In February 2018 and after months of planning, we made our first trip to Douala, Cameroon to deep-dive into the problem of supplying Deido District Hospital with a medical waste incinerator. After our planned one week on the ground, we understood quite clearly that the problem we faced was one that would require additional trips and significant amounts of further planning. Local medical resources were substantially constrained, and the infrastructure for safe waste destruction simply did not exist in any affordable form. Bringing in an incinerator would require shipment from Europe or the United States to a hospital without sufficient expertise to manage such a complex piece of machinery. If used improperly, toxic particulate could have easily spread to the nearby homes and markets.
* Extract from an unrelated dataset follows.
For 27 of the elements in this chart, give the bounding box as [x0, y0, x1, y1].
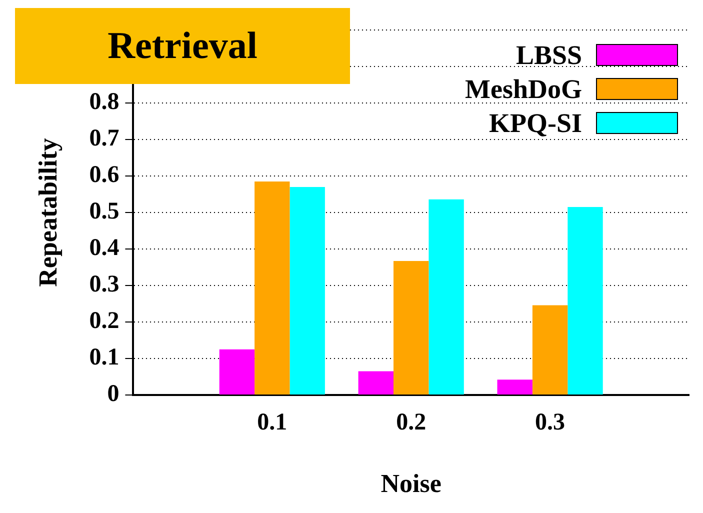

Still, we pushed on and attempted to create a collaboration with the local government. We were actively raising funds for a project we felt would be difficult, but for which we saw several realistic paths forward. In the end, the inability to reach an agreement with our local partners in Cameroon for how ongoing costs would be shared eventually made Healthy Hospitals Cameroon a project with ever-dimming promise. By late 2019, we had stopped actively fundraising for the project and were considering alternatives for how we might deploy the resources in a manner as true as possible to the spirit in which they were raised.
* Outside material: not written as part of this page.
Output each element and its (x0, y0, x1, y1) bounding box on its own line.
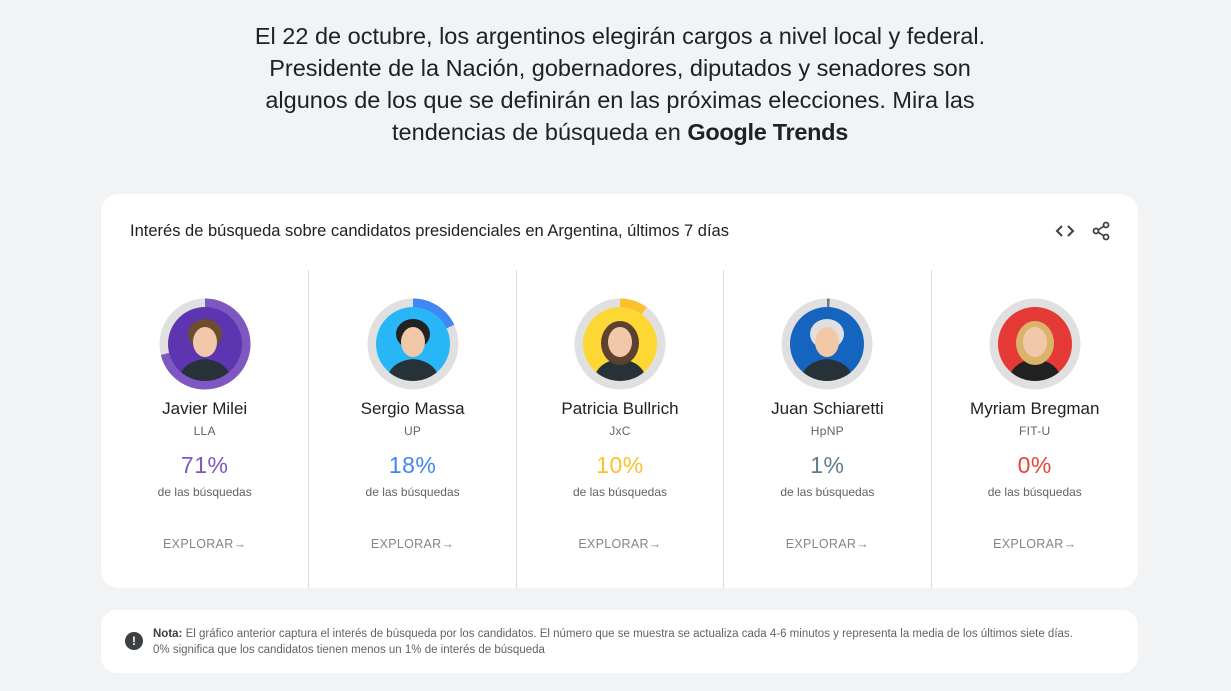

Of course, 2020 has been a year like no other. Without a clear path forward on Healthy Hospitals Cameroon and having entered a world brought to its knees by the pandemic, it is the unanimous decision of the Board of Directors of Concordia Humana to liquidate all unspent raised funds in a way that serves both the international causes they were intended for, as well as the new humanitarian needs in the communities of their origin. To accomplish this, we will be sending half of our cash assets to Doctors Without Borders, a world-renowned organization with medical operations in 70 countries. The other half will be delivered to food banks in Cincinnati, Atlanta, Washington DC, and New York in proportion with the size of donations we received from each of those donor areas.
We believe that this use of these resources is the highest and best at the present moment; we do not have the standing infrastructure to tackle any part of the coronavirus, and the organizations out there are ones that do. We defer the resources you, our donors, have so generously given us, to their long records of excellent work. We hope for a brighter future, and will continue our own good work when it is once again feasible to do so.